Now Lewandowski is the tower at the center of a field of heliostats, the focal point who converts the tremendous energy his teammates are capable of harnessing into output. As they have grown more dynamic, his numbers have increased. His form this year—12 goals in eight league games, 15 in 14 total—is so good it’s practically molten. It’s probably best not to stare directly at him, just in case.
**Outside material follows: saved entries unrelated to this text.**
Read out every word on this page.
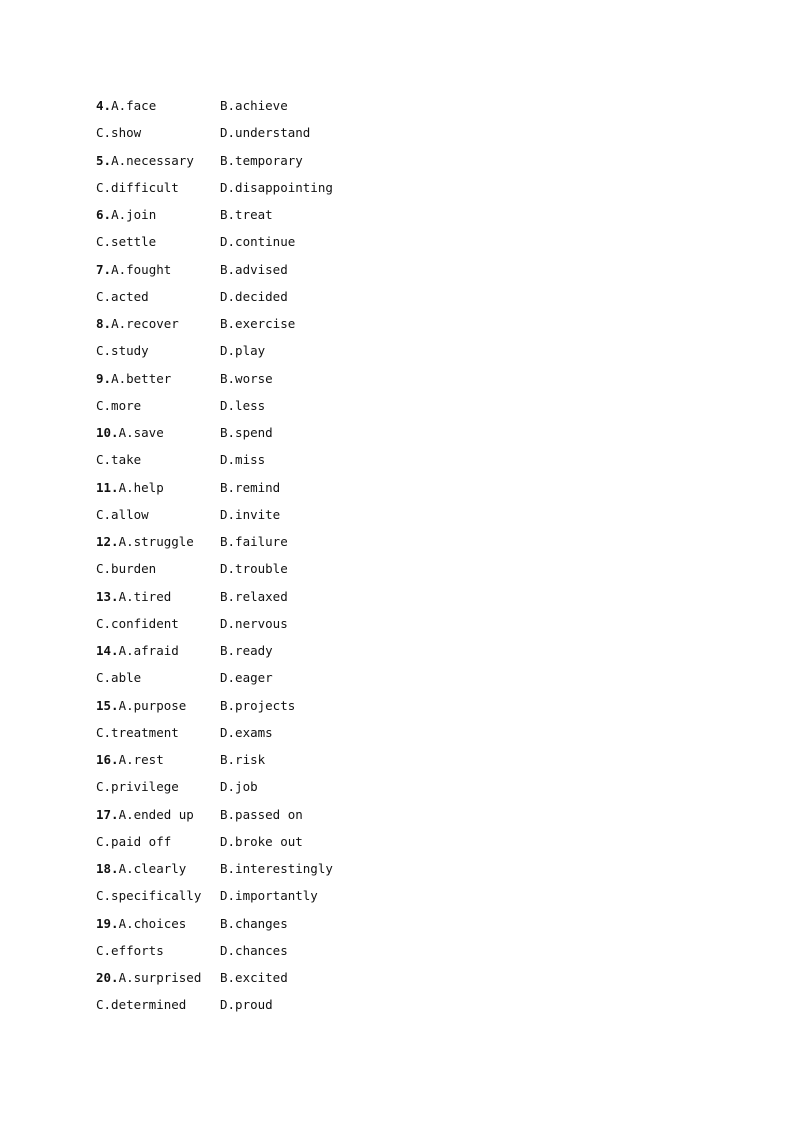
4.A.face	B.achieve
C.show	D.understand
5.A.necessary	B.temporary
C.difficult	D.disappointing
6.A.join	B.treat
C.settle	D.continue
7.A.fought	B.advised
C.acted	D.decided
8.A.recover	B.exercise
C.study	D.play
9.A.better	B.worse
C.more	D.less
10.A.save	B.spend
C.take	D.miss
11.A.help	B.remind
C.allow	D.invite
12.A.struggle	B.failure
C.burden	D.trouble
13.A.tired	B.relaxed
C.confident	D.nervous
14.A.afraid	B.ready
C.able	D.eager
15.A.purpose	B.projects
C.treatment	D.exams
16.A.rest	B.risk
C.privilege	D.job
17.A.ended up	B.passed on
C.paid off	D.broke out
18.A.clearly	B.interestingly
C.specifically	D.importantly
19.A.choices	B.changes
C.efforts	D.chances
20.A.surprised	B.excited
C.determined	D.proud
So dominant was Lewandowski in 2019-2020 that pretty much everybody knew that the decision by France Football to cancel the 2020 Ballon d’Or hurt exactly one person, and it wasn’t Cristiano Ronaldo or Lionel Messi. This is more than a great player carrying an underdog to a tournament final, which won Luka Modric the award in 2018. At some point in 2020, Lewandowski surpassed Ronaldo and Messi to become the world’s best player, and there’s no evidence yet from this season to indicate that either of them is going to storm back into the lead.

How strange that someone was able to stage a bloodless coup against that duopoly after more than a decade of their dominance. (Barcelona, 8-2 losers, might argue it wasn’t that bloodless.) It feels as though there should have been some kind of announcement, a stock market ticker to follow or a countdown to hold our breath to. It feels like it was too easy. Only for Bayern.